Não deu foi para vencer todos os “quid-pró-cuós” da sala e sobretudo do palco, convencional, que no lugar da boca de cena tem a boca do inferno. Um estúpido fosso de orquestra que duvido alguma vez venha a funcionar como tal. Mas até esse acidente foi aproveitado a propósito pela encenação. O regresso dos mortos à presença do destino emergem das profundezas do fosso. E o Destino, perdão: Sua excelência o Sr. Destino, já agora diga-se interpretado superiormente, quando lhe dá o fanico também se desvanece pelo fosso abaixo.
Mas a propósito deste assunto, deixem que vos conte uma História, verdadeira aliás.

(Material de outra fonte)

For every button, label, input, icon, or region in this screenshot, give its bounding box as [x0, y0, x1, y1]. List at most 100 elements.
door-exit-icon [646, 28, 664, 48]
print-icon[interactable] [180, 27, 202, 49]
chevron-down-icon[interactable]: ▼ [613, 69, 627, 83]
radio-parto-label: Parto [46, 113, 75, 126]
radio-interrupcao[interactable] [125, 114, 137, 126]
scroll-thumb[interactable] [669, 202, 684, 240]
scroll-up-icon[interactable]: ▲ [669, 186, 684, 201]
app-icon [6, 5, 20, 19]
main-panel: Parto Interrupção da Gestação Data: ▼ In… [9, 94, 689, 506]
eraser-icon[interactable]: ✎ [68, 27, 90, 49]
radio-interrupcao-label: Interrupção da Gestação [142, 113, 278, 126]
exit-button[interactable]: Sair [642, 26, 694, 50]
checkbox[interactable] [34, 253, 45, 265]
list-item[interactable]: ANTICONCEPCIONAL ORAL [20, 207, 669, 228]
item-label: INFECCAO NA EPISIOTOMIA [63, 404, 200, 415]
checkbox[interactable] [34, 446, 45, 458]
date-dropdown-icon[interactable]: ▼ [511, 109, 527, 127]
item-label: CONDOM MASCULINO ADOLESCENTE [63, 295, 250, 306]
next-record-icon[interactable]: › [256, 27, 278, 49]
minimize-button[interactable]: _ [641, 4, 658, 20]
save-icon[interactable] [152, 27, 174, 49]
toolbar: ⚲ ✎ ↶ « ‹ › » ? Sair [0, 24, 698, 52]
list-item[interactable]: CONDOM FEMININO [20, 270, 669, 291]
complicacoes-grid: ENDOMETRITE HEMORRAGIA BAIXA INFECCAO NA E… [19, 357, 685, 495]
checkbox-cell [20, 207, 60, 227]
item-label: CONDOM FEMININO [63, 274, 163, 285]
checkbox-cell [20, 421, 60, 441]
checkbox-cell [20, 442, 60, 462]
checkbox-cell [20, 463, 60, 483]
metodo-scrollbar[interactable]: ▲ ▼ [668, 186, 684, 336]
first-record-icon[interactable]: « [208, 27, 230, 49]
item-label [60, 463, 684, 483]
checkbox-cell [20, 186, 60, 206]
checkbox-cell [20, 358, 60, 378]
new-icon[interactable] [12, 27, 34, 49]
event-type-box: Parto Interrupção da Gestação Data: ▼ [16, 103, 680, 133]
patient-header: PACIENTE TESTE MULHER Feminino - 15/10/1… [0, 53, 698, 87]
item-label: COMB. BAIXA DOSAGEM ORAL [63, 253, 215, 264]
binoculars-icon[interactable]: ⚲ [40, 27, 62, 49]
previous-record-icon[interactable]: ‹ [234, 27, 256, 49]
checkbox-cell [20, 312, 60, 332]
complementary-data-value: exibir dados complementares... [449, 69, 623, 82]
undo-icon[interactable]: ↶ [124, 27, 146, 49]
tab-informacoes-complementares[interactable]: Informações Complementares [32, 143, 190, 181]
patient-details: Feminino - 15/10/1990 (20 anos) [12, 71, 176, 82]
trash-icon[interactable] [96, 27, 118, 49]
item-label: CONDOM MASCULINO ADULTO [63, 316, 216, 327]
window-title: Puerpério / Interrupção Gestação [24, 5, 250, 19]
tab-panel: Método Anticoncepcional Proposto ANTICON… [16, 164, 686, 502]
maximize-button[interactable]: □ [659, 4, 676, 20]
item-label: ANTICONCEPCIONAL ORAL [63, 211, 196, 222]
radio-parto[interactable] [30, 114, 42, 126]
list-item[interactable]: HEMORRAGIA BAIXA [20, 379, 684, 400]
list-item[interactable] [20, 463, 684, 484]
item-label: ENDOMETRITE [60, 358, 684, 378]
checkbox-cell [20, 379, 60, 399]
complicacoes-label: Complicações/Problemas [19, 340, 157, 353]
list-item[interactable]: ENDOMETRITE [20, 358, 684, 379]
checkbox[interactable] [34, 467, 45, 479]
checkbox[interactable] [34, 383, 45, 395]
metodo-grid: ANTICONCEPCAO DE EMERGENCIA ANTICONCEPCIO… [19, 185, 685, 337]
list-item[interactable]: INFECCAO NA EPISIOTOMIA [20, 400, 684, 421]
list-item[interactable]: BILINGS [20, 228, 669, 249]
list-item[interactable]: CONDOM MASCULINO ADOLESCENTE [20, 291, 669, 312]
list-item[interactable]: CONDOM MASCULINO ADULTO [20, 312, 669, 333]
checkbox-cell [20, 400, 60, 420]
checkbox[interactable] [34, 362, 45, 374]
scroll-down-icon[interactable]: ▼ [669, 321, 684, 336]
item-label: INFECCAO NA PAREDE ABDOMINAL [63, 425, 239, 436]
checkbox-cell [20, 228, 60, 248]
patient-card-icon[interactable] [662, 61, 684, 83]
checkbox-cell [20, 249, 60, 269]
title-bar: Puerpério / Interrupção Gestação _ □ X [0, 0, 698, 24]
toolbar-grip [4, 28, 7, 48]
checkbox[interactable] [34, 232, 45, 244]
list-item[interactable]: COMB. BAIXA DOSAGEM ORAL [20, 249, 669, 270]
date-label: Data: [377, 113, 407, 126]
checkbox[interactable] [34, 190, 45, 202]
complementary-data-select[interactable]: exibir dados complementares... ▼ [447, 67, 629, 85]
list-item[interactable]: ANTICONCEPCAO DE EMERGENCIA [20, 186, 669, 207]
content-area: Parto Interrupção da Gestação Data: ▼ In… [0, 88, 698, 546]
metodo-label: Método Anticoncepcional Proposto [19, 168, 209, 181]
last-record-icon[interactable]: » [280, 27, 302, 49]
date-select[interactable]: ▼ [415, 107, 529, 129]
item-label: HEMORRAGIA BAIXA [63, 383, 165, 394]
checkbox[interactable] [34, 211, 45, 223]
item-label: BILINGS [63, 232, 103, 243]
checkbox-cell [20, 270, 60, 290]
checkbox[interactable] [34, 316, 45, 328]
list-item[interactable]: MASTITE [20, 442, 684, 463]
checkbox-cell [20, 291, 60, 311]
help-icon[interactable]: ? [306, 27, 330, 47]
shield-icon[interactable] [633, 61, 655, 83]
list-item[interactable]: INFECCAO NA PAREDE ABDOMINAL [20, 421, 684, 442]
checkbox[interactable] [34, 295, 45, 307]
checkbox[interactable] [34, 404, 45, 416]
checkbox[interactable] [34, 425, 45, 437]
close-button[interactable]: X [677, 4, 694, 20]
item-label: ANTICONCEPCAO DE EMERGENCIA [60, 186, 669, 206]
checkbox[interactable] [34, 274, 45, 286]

Quando inauguraram aquela sala, ainda no osso, (cimento à vista e tal….) convidaram para anacrónico evento o Maestro Vitorino de Almeida que perante aquela mastodôntica coisa que era a sala e o palco, muito educadamente como é seu hábito, referiu que a polivalência que lhe foi sugerida pela direcção e que para ela justificava aquela dimensão das coisas, era porque diziam estavam a pensar trazer cá espectáculos de Ópera e tudo…. E o bom do maestro disse-lhes: Pois é, mas nem uma opereta de média dimensão aqui se pode realizar quanto mais uma Ópera de autores consagrados. Os bastidores devem ter aproximadamente o dobro da área do palco, o que obrigaria a reduzir o anfiteatro consideravelmente. A verdade é que as direcções de então para cá não tiveram o engenho ou a vontade de cobrir o fosso d’orquestra, e desistir da impossível polivalência do auditório. O maestro referiu ainda que era um erro facilmente corrigido na origem, e sem gastarem dinheiro em projectos de arquitecto. Bastava que perguntassem a um carpinteiro de cena do S. Carlos como é que se fazia…Educadamente disse sem dizer que tinha sido feito por quem não entende patavina do assunto… Chamou-lhes pacóvios arrogantes, como são todos os pacóvios… Bom mas chega de má língua….
Votemos à peça.
Uma palavra de apreço igualmente para os figurinos vistosos alegres e a propósito… Aquela das botas de saltos altos do Relacções Públicas é do camandro! E os adereços de cena montados sobre rodas convertem as mudanças de cena também em espectáculo… Refira-se como discriminação positiva o conjunto adereço de cena (de rara beleza plástica), figurino e iluminação da cena do Inefável Senhor Destino e não sei se já disse, mas nunca será de mais dizer-se: Servida por uma interpretação daquelas que representa e põe todos os elementos em cena a representar… Isto sem desprimor para os outros, que podem ter nele uma referência, que faz sempre falta em qualquer grupo de teatro.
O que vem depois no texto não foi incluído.